Thermal performance improvement of a heat-sink using metal foams for better energy storage systems

Abstract

Newly, energy storage systems and harvesting energy equipment are modern and important topics in engineering problems, but they still face the efficiency problem. Using the advantages of micro-scale flow and metal porous materials can be applied to improve the performance of these systems. So, the present investigation provides a numerical study on a heatsink employing various arrangements of metal foams inside a heat sink (in the direction and against the fluid flow). The influences of diverse fluid flow characteristics, metal foams' permeability and thermophysical properties of the coolant (using CuO-MgO/water nanofluids) on the thermal efficiency of the heatsink are examined.
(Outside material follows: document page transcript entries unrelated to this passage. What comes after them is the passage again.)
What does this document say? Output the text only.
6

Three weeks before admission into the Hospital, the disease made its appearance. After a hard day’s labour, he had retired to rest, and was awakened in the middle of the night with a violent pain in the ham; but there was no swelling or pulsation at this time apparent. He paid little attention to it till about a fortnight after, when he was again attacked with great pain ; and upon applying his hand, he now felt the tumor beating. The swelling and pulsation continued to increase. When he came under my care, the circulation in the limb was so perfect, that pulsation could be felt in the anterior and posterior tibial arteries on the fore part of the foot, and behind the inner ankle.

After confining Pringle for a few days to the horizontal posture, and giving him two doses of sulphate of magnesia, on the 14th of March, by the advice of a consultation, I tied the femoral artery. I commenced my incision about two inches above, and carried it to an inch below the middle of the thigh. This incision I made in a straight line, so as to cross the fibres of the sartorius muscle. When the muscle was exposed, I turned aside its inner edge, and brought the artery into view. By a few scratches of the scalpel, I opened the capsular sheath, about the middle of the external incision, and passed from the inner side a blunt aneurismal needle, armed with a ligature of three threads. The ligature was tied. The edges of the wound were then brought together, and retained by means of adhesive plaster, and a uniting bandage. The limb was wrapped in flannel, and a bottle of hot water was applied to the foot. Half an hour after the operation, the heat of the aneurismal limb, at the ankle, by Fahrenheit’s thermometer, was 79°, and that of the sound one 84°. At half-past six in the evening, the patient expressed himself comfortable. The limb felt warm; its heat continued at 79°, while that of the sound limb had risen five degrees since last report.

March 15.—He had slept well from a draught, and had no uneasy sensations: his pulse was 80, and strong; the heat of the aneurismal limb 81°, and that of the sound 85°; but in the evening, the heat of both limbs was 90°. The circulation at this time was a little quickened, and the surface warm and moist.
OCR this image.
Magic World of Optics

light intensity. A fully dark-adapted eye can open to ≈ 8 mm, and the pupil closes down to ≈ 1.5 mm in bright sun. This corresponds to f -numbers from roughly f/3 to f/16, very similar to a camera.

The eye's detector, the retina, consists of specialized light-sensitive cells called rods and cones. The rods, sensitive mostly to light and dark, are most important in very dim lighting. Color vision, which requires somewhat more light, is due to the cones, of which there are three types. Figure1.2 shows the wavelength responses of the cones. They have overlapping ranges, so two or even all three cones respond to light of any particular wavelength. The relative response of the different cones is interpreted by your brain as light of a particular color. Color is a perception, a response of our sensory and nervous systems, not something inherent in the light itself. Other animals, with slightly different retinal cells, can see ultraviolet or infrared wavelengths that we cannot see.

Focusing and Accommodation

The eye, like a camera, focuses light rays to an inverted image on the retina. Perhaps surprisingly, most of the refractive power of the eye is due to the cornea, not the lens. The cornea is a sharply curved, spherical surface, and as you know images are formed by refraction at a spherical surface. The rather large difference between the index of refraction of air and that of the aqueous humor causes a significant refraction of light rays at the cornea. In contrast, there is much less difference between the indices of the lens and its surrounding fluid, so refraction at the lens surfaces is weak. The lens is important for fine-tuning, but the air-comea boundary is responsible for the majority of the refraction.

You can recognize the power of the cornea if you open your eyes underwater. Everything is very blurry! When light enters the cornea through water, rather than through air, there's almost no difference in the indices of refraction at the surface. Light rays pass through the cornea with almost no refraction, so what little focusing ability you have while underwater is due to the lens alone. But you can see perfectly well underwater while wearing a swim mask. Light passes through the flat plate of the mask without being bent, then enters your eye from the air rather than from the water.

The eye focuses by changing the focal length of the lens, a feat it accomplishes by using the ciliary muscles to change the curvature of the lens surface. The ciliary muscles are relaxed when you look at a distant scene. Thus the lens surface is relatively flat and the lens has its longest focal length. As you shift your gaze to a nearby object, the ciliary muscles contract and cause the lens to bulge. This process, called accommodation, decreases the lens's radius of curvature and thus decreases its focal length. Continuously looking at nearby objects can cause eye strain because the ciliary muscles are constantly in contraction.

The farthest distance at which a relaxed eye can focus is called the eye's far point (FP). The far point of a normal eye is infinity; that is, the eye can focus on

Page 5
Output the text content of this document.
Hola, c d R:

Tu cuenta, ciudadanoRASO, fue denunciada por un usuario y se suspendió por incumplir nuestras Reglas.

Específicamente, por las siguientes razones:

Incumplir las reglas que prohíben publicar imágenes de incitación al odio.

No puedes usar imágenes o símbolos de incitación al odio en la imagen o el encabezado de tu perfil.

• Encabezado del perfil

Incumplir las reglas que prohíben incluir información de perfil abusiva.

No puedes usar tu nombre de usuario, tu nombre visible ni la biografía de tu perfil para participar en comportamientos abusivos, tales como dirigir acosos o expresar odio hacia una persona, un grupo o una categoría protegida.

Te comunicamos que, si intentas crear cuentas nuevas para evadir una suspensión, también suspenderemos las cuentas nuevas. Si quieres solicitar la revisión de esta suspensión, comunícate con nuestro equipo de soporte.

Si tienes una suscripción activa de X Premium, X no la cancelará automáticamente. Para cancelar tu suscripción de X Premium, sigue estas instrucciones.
Then, the variations of convective heat transfer coefficient and pressure loss for all variables are investigated, and performance evaluation criteria are defined to distinguish the simultaneous impacts of improving heat exchange against incrementing the pressure loss. It indicates the metal foams located in the direction of the flow perform better than those located against the flow, which increases the performance evaluation criteria (PEC) of the heatsink between 1.18 and 1.55 depending upon the permeability of porous media. Also, using the nanofluids in the presence and absence of metal foams decreases the heatsink performance. Investigating the impacts of volumetric flow rate illustrates that thermal performance increases by increasing the flow rate. In addition, outcomes reveal that although adding metal foams and nano-additives and increasing volumetric flow rate enhance the frictional entropy generation rate, the total amount of entropy generation rate decreases due to more contribution of the thermal entropy generation rate, that reduces by those variables.